News of an important new book that feeds directly into my new project on medical-military machines and casualties of war, 1914-2014: Steven Casey‘s When Soldiers Fall: How Americans Have Confronted Combat Losses from World War I to Afghanistan (OUP, January 2014). My own project is concerned with the precarious journeys of those wounded in war-zones (combatants and civilians) rather than those killed and the politics of ‘body-counts’, but Casey’s work presents a vigorous challenge to the usual assumptions about public responses to combat deaths:
The extent to which combat casualties influence the public’s support for war is one of the most frequently and fiercely debated subjects in current American life and has cast an enormous shadow over both the Iraq and Afghanistan conflicts. The common assumption, based largely on U.S. experience in past wars, is that the public is in some way casualty averse or casualty shy, and that as losses increase its support for a war will inexorably decline. Yet this assumption has been adopted as conventional wisdom without any awareness of one of the most important dimensions of the issue: how has the public become aware of the casualties sustained during particular wars? To what extent has the government tried to manipulate or massage the figures? When and why have these official figures been challenged by opportunistic political opponents or aggressive scoop-seeking reporters?
As Steven Casey demonstrates, at key moments in most wars what the public actually receives is not straightforward and accurate casualty totals, but an enormous amount of noise based on a mixture of suppression, suspicion, and speculation. This book aims to correct this gap in information by showing precise what casualty figures the government announced during its various wars, the timing of these announcements, and any spin officials may have placed upon these, using a range of hitherto untapped primary documents. Among the nuggets he has uncovered is that during World War I the media depended on Axis figures and that the Army and Navy did not announce casualty figures for an entire year during World War II. Organized chronologically, the book addresses the two world wars, the limited wars in Korea and Vietnam, and the recent conflicts that are part of the War on Terror. Using sources such as the private military command papers of Generals Patton, MacArthur, and Westmoreland, and previously unopened New York Times archives, it offers the first analysis of how the U.S. government has publicized combat casualties during these wars, and how these official announcements have been debated and disputed by other voices in the polity. Casey discusses factors such as changes of presidential administration, the improvement of technology, the sending of war correspondents to cover multiple conflicts, and the increasing ability to identify bodies. Casey recreates the complicated controversies that have surrounded key battles, and in doing so challenges the simplicity of the oft-repeated conventional wisdom that “as casualties mount, support decreases.” By integrating military and political history, he presents a totally new interpretation of U.S. domestic propaganda since 1917, filling a major gap left by a spate of recent books. Finally, it provides a fresh and engaging new perspective on some of the biggest battles in recent American history, including the Meuse-Argonne, D-Day, the Battle of the Bulge, China’s intervention in the Korean War, the Tet Offensive, and the recent campaigns in Iraq and Afghanistan.

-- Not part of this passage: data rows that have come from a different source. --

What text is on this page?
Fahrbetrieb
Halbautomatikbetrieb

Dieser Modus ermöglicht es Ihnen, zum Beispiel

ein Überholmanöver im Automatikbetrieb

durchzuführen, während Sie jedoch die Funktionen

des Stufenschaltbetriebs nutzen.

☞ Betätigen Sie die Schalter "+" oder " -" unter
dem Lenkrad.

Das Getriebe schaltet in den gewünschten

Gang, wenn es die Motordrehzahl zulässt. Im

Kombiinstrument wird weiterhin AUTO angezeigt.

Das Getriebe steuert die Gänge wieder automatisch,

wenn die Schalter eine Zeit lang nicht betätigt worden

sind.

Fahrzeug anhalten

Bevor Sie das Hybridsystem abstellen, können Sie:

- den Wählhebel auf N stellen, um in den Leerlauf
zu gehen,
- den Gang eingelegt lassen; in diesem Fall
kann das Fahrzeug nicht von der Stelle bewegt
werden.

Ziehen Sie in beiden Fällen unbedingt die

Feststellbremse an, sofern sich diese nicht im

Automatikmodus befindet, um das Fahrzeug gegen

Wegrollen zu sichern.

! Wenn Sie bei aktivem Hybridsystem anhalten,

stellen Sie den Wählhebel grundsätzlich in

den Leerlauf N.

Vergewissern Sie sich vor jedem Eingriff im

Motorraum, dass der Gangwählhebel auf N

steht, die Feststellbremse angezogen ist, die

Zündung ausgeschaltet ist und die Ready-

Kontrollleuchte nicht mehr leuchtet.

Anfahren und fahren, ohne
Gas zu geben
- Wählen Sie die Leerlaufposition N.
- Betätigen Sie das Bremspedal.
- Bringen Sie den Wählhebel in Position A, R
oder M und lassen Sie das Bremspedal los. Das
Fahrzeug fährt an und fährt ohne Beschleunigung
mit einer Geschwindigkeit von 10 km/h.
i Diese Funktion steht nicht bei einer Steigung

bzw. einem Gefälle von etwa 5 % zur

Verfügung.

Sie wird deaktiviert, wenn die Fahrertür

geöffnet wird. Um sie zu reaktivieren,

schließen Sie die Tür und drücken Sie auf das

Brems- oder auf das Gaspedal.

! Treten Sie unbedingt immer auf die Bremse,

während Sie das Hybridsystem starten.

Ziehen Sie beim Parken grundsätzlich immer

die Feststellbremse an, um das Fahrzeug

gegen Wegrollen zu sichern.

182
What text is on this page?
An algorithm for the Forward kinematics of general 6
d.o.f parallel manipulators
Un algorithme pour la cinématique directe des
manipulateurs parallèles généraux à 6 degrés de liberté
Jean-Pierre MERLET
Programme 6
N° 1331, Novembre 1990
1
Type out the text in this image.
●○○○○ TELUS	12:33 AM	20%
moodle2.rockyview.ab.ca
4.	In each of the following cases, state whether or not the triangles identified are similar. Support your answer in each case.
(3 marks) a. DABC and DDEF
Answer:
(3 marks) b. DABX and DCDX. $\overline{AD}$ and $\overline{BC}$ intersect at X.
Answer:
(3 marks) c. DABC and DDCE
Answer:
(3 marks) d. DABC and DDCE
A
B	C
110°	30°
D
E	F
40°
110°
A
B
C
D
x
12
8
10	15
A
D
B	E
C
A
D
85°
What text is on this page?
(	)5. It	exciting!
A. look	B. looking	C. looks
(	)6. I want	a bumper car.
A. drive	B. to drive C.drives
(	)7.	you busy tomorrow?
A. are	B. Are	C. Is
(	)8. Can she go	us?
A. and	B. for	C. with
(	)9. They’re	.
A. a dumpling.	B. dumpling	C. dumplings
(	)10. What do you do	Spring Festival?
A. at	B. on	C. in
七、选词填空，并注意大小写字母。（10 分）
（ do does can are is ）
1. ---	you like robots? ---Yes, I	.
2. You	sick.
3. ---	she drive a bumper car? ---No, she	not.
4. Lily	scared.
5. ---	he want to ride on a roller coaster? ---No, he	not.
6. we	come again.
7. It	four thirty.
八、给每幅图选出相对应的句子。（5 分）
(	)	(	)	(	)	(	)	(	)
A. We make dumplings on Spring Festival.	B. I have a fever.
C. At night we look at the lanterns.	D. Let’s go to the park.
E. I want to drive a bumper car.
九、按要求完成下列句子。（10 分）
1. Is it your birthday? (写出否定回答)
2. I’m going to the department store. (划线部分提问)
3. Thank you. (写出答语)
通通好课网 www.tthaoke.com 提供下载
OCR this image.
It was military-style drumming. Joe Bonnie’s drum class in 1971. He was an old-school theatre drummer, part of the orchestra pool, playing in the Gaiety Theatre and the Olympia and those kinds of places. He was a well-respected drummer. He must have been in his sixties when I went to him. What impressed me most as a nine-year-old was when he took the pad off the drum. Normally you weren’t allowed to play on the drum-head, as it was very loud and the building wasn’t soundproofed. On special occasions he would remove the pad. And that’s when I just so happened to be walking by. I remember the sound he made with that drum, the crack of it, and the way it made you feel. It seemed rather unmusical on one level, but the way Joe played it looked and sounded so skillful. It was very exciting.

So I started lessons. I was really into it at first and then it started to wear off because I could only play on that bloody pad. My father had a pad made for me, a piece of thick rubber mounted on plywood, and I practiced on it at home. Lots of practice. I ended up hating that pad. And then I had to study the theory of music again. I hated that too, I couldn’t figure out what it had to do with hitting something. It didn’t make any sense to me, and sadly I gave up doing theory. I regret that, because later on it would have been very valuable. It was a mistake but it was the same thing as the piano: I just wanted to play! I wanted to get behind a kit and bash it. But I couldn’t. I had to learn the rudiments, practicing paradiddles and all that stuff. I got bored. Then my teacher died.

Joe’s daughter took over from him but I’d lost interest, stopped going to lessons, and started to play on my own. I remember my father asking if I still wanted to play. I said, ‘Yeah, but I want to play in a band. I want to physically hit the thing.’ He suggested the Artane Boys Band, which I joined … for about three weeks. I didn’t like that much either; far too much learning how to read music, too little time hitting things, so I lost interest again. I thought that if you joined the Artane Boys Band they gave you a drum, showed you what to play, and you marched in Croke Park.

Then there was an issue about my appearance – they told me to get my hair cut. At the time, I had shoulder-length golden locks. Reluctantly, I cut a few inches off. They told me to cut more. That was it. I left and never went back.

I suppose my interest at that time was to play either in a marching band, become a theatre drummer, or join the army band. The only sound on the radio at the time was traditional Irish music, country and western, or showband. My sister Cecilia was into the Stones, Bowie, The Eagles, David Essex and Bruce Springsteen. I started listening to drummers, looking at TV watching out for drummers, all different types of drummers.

Amazon has temporarily withdrawn its Kindle edition because there are technical issues that it is working with OUP to resolve: I hope this is sorted out soon… But for now you can read an extract over at Salon, ‘How Richard Nixon reinvented American warfare (…and paved the way for Iraq and Afghanistan)’:
Determined to prop up South Vietnam in an election year, Nixon’s casualty sensitivity had not extended beyond American lives to enemy noncombatants. “Now, we won’t deliberately aim for civilians,” he told his senior advisers at one point in 1972, “but if a few bombs slop over, that’s just too bad.” In Nixon cold calculation the American electorate was principally concerned with U.S. losses; it cared far less about what happened to civilians….
In the wake of defeat, the U.S. government tried to learn the appropriate lessons. As well as reconsidering military-media relations, officials thought long and hard about the conditions under which the public would support the use of force—and the prospect of casualties—in the future. Sometimes, they looked back beyond Vietnam to an earlier era when the media had appeared more manageable and the public less skeptical. Of course, even during the two world wars and Korea, the government had always faced searching questions about the veracity of its casualty information. But Vietnam had clearly changed the rules of the game. Trust in government was much lower. The media was even keener to probe for the story behind the official narrative. And the whole debate was now even more sensitive to the human cost of war. These were all legacies that the two Bushes would have to grapple with in the post–Cold War era, as they took the United States into war against a new set of enemies.